Analyse de sentiments avec R/test script

De EduTech Wiki
Aller à : navigation, rechercher

Voici un script test presque prêt à l'emploi. Il faut changer le working directory ou le commenter. Vous pouvez aussi changer de catégorie ou de wiki. Ce code devrait aussi marcher avec Wikipedia en utilisant un URL comme:

http://en.wikipedia.org/w/api.php?action=parse&pageid=
# Test with Mediapospap
# options(encoding = 'UTF-8')
# ---- set working directory
# Linux
# setwd ("~/schneide/methodo/R")
# Windows
setwd("s:/methodo/R")
setwd("c:/dks/methodo/R")
getwd()

library("sentiment")
library(tm)
library(XML)
library(tm.plugin.webmining)

# Get list of position papers from EduTechpospap
cat_pospap <- "http://edutechwiki.unige.ch/mediawiki/api.php?action=query&list=categorymembers&cmtitle=Category:Position_paper&cmlimit=500&cmtype=page&format=xml"
XML_list <- xmlTreeParse(cat_pospap,useInternalNodes = TRUE) 
XML_list
XML2_list <- xpathSApply(XML_list, "//cm")
title_list = sapply(XML2_list, function(el) xmlGetAttr(el, "title"))
id_list = sapply(XML2_list, function(el) xmlGetAttr(el, "pageid"))
title_list[[1]]
id_list[[1]]

# --- Identify the URLs for each page (article)
# début et fin de l'URL. Notez le "pageid" qui va nous sortir un article avec sa "pageid"
url_en_start <- "http://edutechwiki.unige.ch/mediawiki/api.php?action=parse&pageid="
url_en_end <- "&format=xml"
article_ids_list <- character(length(id_list))

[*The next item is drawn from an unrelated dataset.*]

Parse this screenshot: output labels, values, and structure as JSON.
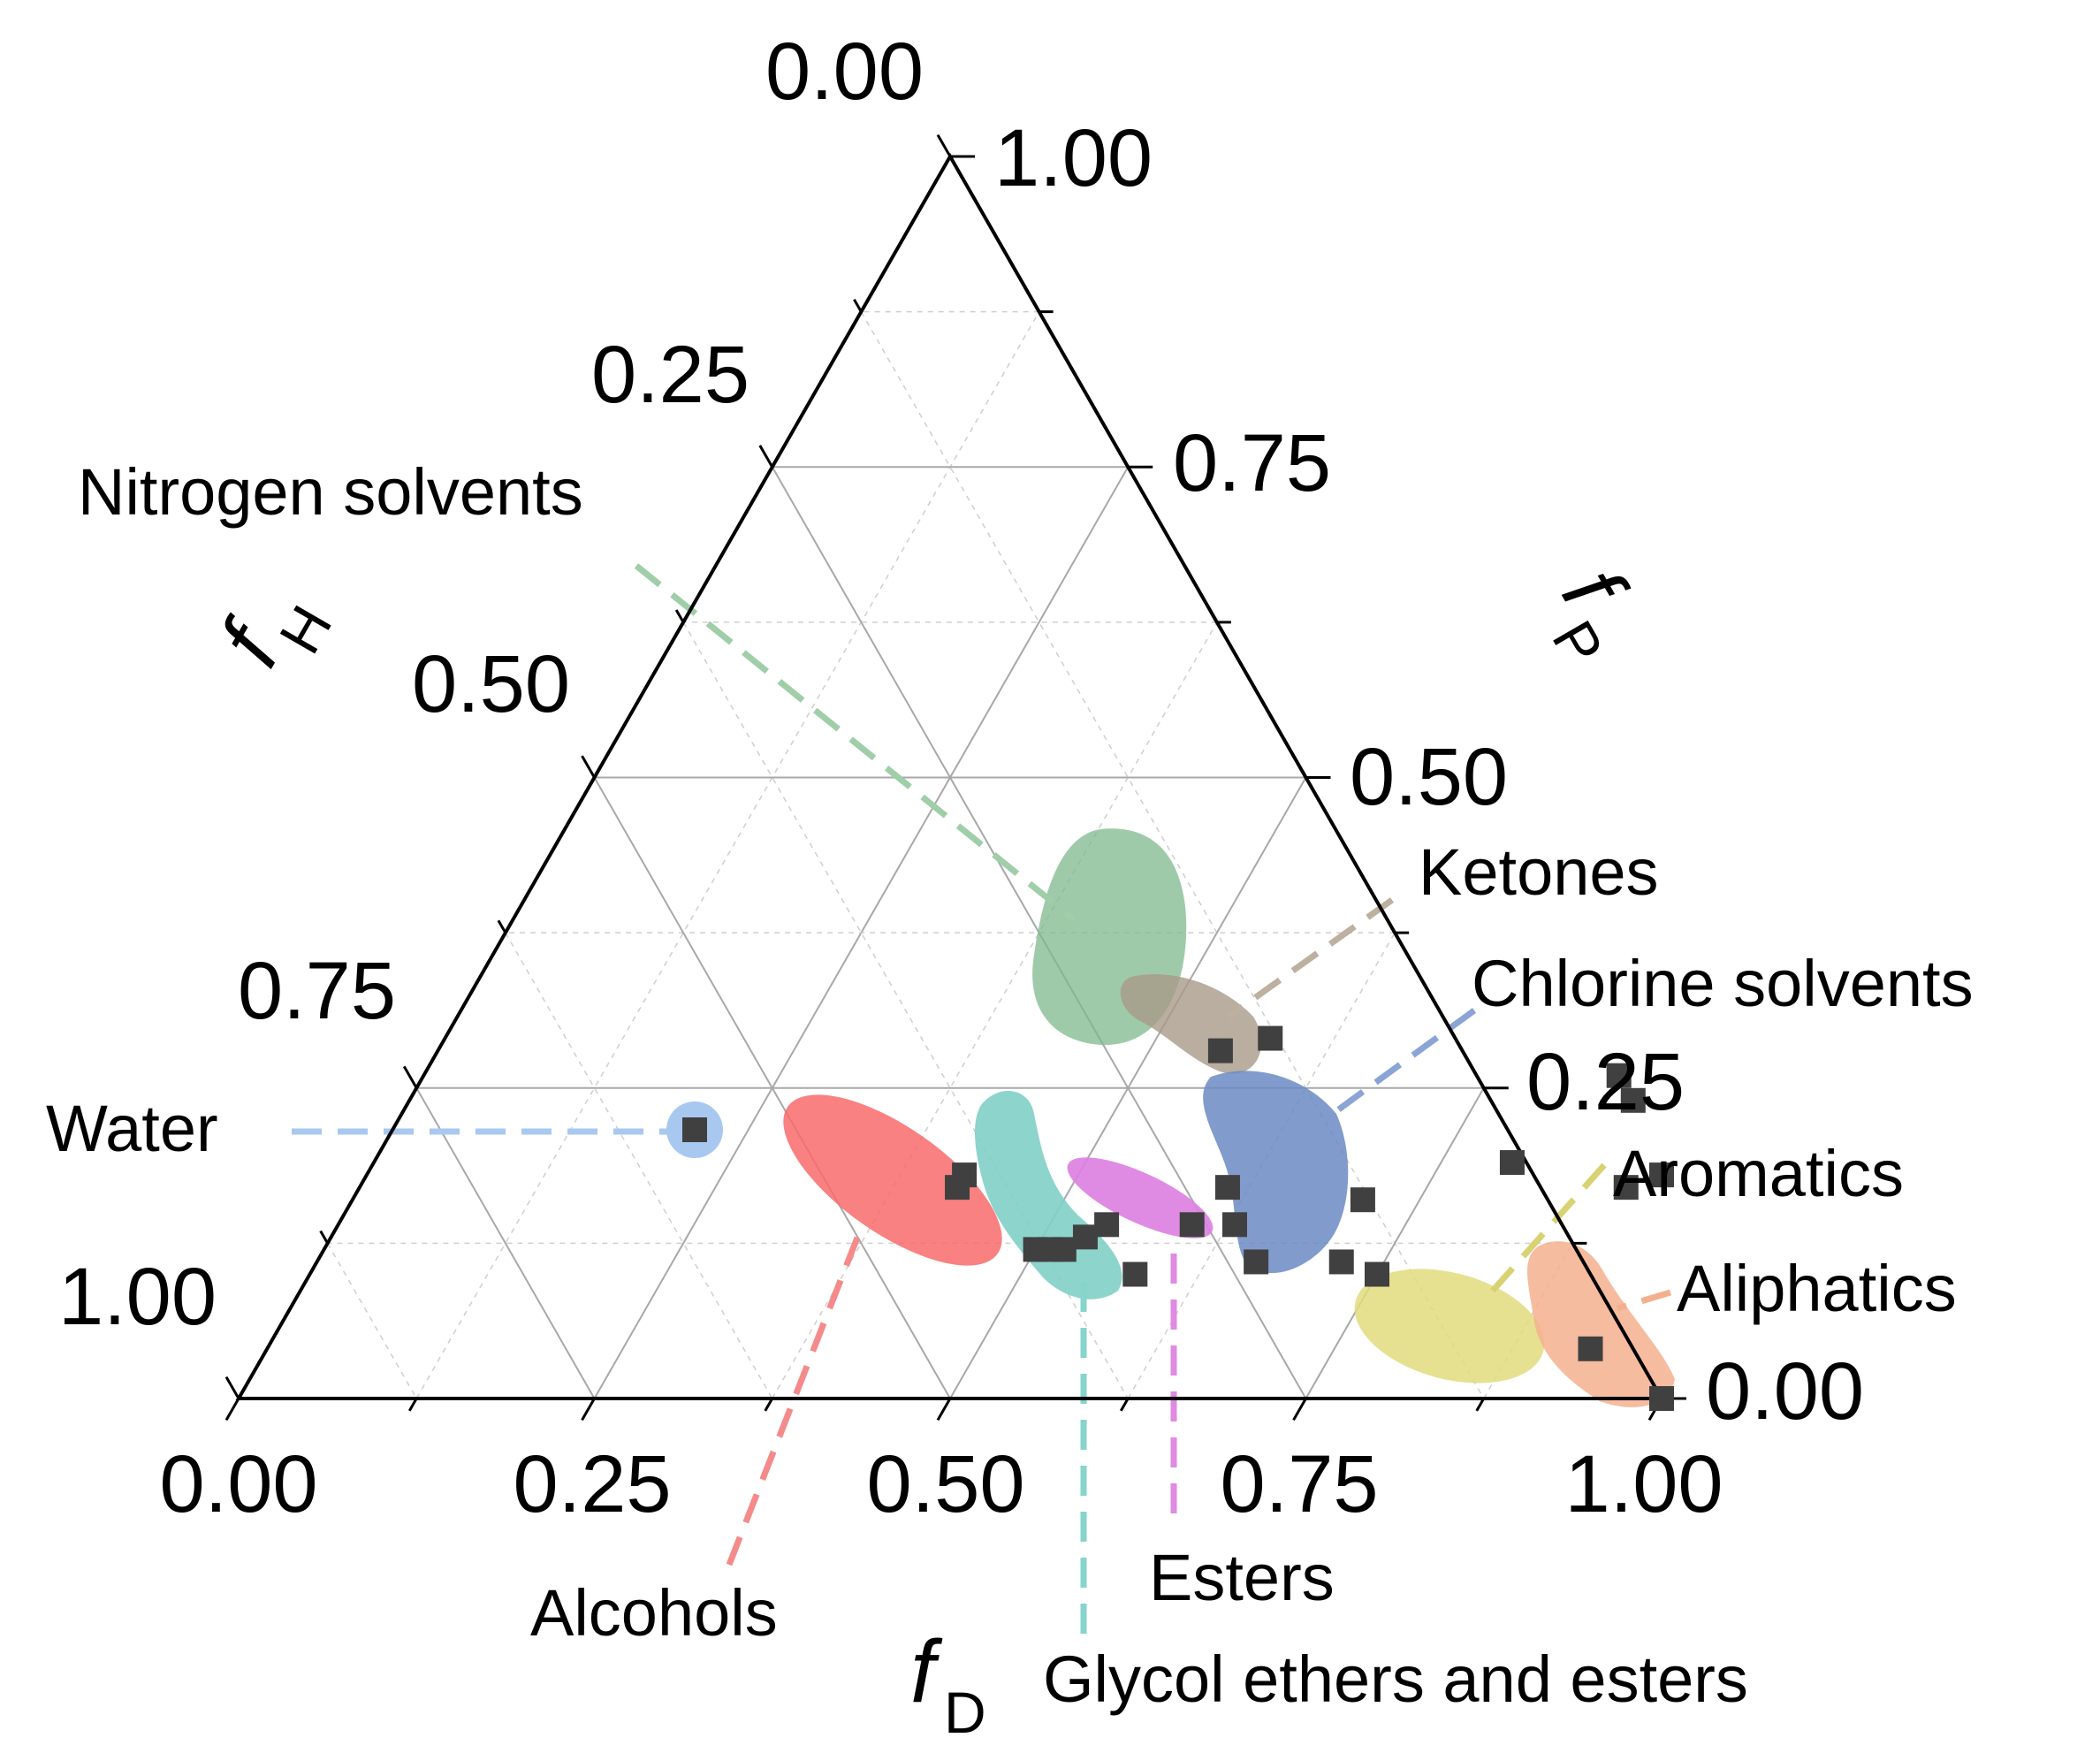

for (i in 1:length(id_list)) {
  article_ids_list[i] <- (paste (url_en_start, id_list[i], url_en_end, sep=""))
}
# This is the list of articles
article_ids_list

# Define a reader function that will only read the "text" element
readMWXML <- 
  readXML (spec = list (content = list ("node", "//text"),
                        heading = list ("attribute", "//parse/@title")
  ),
  doc=PlainTextDocument())

# ----- download the page contents
pospap.source <- VCorpus(URISource(article_ids_list, encoding="UTF-8"),
                       readerControl=list(reader=readMWXML, language="en"))
names(pospap.source)

# On change les "id" (titres à la place d'URLs illisibles)
for (j in seq.int (pospap.source)) {
  meta(pospap.source[[j]],"id") <- title_list[j]
}

names(pospap.source)

# Ajouter une balise html autour du tout - c'est du bon vodoo
pospap.source <- tm_map (pospap.source, encloseHTML)
# Ecrire les fragments HTML dans des fichiers (inutile, mais permet l'inspection)
writeCorpus(pospap.source, path="./wiki_pospap_source")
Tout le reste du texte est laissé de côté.